Shell Oil pulled 1,370 non-essential workers from its offshore rigs but left enough personnel to continue production, spokeswoman Helen Bow said Monday.

"We're closely monitoring the storm and if it's necessary to begin evacuation of remaining personnel we're confident that we can do that prior to the storm affecting those installations," she said.

ExxonMobil was monitoring the storm's movement but had not removed any of its workers as of noon Monday, spokesman Ed Burwell said.

Hurricane Isidore crashed into Mexico's Yucatan Peninsula Monday and forecasters at the National Hurricane Center said it could reform as a hurricane once it passes over the last mass into the Gulf's warm water and then head northward.

Louisiana officials have been meeting since last Friday on a daily basis with federal officials and other state emergency officials to make sure they are on the same page.

"Our parishes have already started to put their staffs on standby and alert our personnel across the southern coast of Louisiana," said Michael Brown, assistant director of the Louisiana Office of Emergency Preparedness.

New Orleans is the most vulnerable of several communities in the bayous of southern Louisiana because it sits about 6 feet below sea level in between the Mississippi River and Lake Pontchartrain, about 100 miles from the Gulf.
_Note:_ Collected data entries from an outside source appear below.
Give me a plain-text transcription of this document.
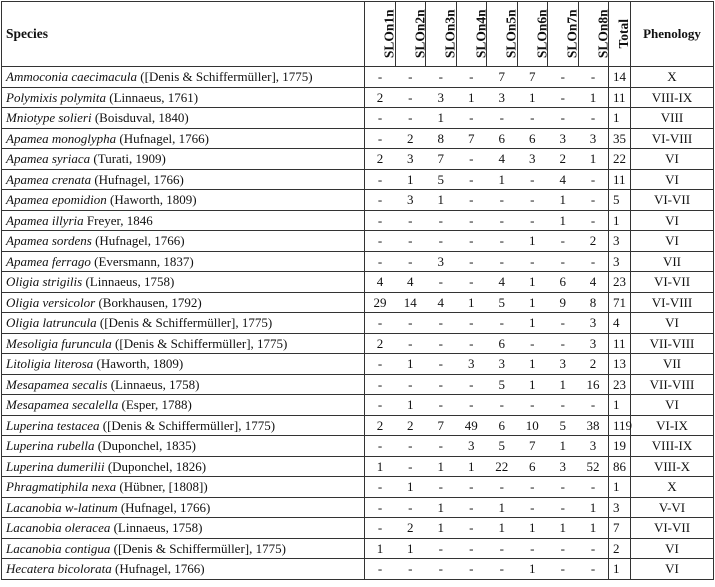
Species	SLOn1n	SLOn2n	SLOn3n	SLOn4n	SLOn5n	SLOn6n	SLOn7n	SLOn8n	Total	Phenology
Ammoconia caecimacula ([Denis & Schiffermüller], 1775)	-	-	-	-	7	7	-	-	14	X
Polymixis polymita (Linnaeus, 1761)	2	-	3	1	3	1	-	1	11	VIII-IX
Mniotype solieri (Boisduval, 1840)	-	-	1	-	-	-	-	-	1	VIII
Apamea monoglypha (Hufnagel, 1766)	-	2	8	7	6	6	3	3	35	VI-VIII
Apamea syriaca (Turati, 1909)	2	3	7	-	4	3	2	1	22	VI
Apamea crenata (Hufnagel, 1766)	-	1	5	-	1	-	4	-	11	VI
Apamea epomidion (Haworth, 1809)	-	3	1	-	-	-	1	-	5	VI-VII
Apamea illyria Freyer, 1846	-	-	-	-	-	-	1	-	1	VI
Apamea sordens (Hufnagel, 1766)	-	-	-	-	-	1	-	2	3	VI
Apamea ferrago (Eversmann, 1837)	-	-	3	-	-	-	-	-	3	VII
Oligia strigilis (Linnaeus, 1758)	4	4	-	-	4	1	6	4	23	VI-VII
Oligia versicolor (Borkhausen, 1792)	29	14	4	1	5	1	9	8	71	VI-VIII
Oligia latruncula ([Denis & Schiffermüller], 1775)	-	-	-	-	-	1	-	3	4	VI
Mesoligia furuncula ([Denis & Schiffermüller], 1775)	2	-	-	-	6	-	-	3	11	VII-VIII
Litoligia literosa (Haworth, 1809)	-	1	-	3	3	1	3	2	13	VII
Mesapamea secalis (Linnaeus, 1758)	-	-	-	-	5	1	1	16	23	VII-VIII
Mesapamea secalella (Esper, 1788)	-	1	-	-	-	-	-	-	1	VI
Luperina testacea ([Denis & Schiffermüller], 1775)	2	2	7	49	6	10	5	38	119	VI-IX
Luperina rubella (Duponchel, 1835)	-	-	-	3	5	7	1	3	19	VIII-IX
Luperina dumerilii (Duponchel, 1826)	1	-	1	1	22	6	3	52	86	VIII-X
Phragmatiphila nexa (Hübner, [1808])	-	1	-	-	-	-	-	-	1	X
Lacanobia w-latinum (Hufnagel, 1766)	-	-	1	-	1	-	-	1	3	V-VI
Lacanobia oleracea (Linnaeus, 1758)	-	2	1	-	1	1	1	1	7	VI-VII
Lacanobia contigua ([Denis & Schiffermüller], 1775)	1	1	-	-	-	-	-	-	2	VI
Hecatera bicolorata (Hufnagel, 1766)	-	-	-	-	-	1	-	-	1	VI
It's been more than 25 years since a hurricane made a direct hit on New Orleans so some residents feel like they are over due. Elaborate evacuations systems are established for New Orleans and other coastal cities in such an emergency.

"We take anything that moves into the Gulf of Mexico very seriously around here," Brown said.

Sales of plywood, batteries, generators and other emergency supplies have picked up at hardware stores, which means residents are playing attention to Isidore, Brown said.